Wednesday, February 18, 2009

Why are we not getting full 480Mbps with USB 2.0?

I was curious myself on why the High Speed USB2.0 claims to transfer data at 480Mbps (mega-bits per second). A search got me into this post which comes with a short and simple explanation:

Are you perhaps worried that you are not moving data around at the claimed 480 Mbps. If so, you would be right. 480 Mbps is the bit data rate of all the communication that occurs over the USB bus. Out of that has to come a certain amount of house keeping - this is the USB host controller actually controlling all the hubs and peripheral devices, deciding what can talk and when. Of greater impact is that USB is implemented as a single bus, thus communication can only take place in one direction at any one time. The 480Mbps therefore represents the total data rate in *both* directions [1]. The remaining significant bottleneck is that the USB host port requires considerable processor support and if the processor isn't ready to service it, then it has to wait.
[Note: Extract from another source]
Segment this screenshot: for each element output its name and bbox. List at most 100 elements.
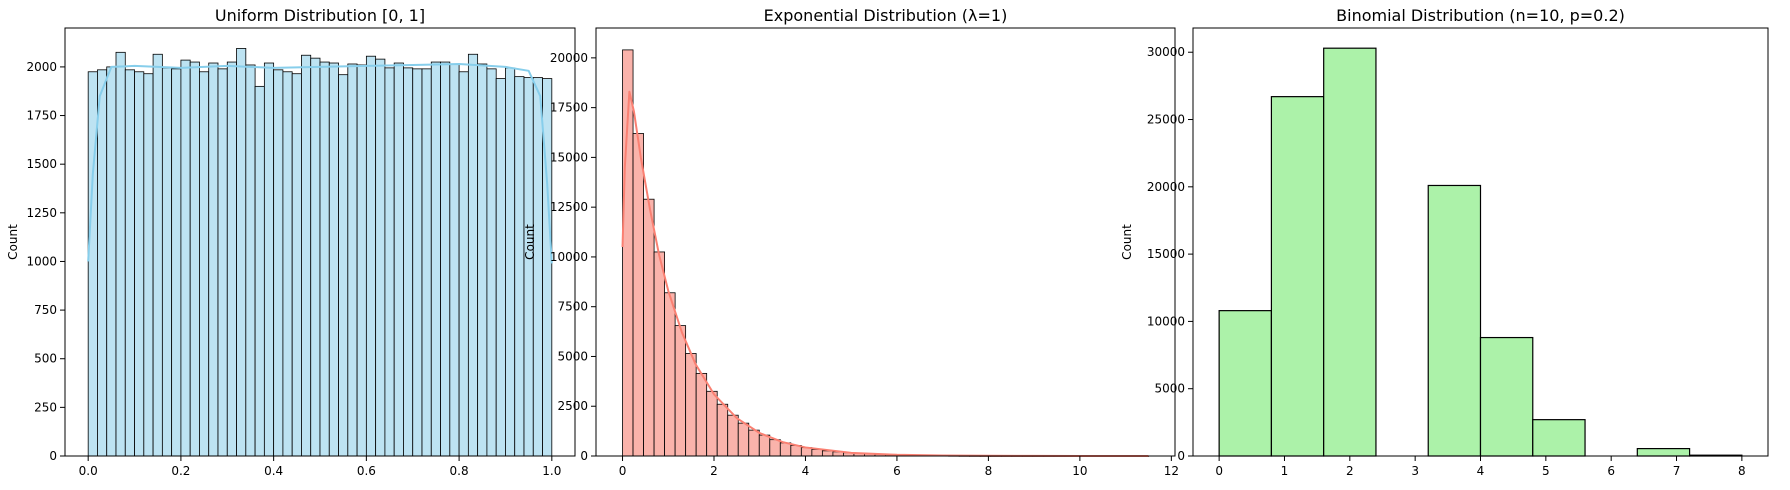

Contrast Firewire, where although it is only rated at 400 Mbps (in the common IEE1394a incarnation) the actual practical data rate is significantly higher because, being a dual bus system, you get 400 Mbps in *each* direction. Equally significantly the Firewire ports are able to operate more or less autonomously without processor support and thus don't have to wait. The housekeeping requirements are largely similar buthere is no need
to hand over data direction. In practice, the differences are usage dependant, but a 33% increase in speed is the sort of minimum that you can expect from Firewire.

[1] USB1 had another drawback in that communication with slow peripherals (1.5 Mbps) operated at that speed from end to end which had a major impact on the faster (12 Mbps) communications. USB2 solved this problem by requiring USB2 hubs to buffer the data and then up convert it to 480 Mbps for transmission to the host, and similarly for reception from the host.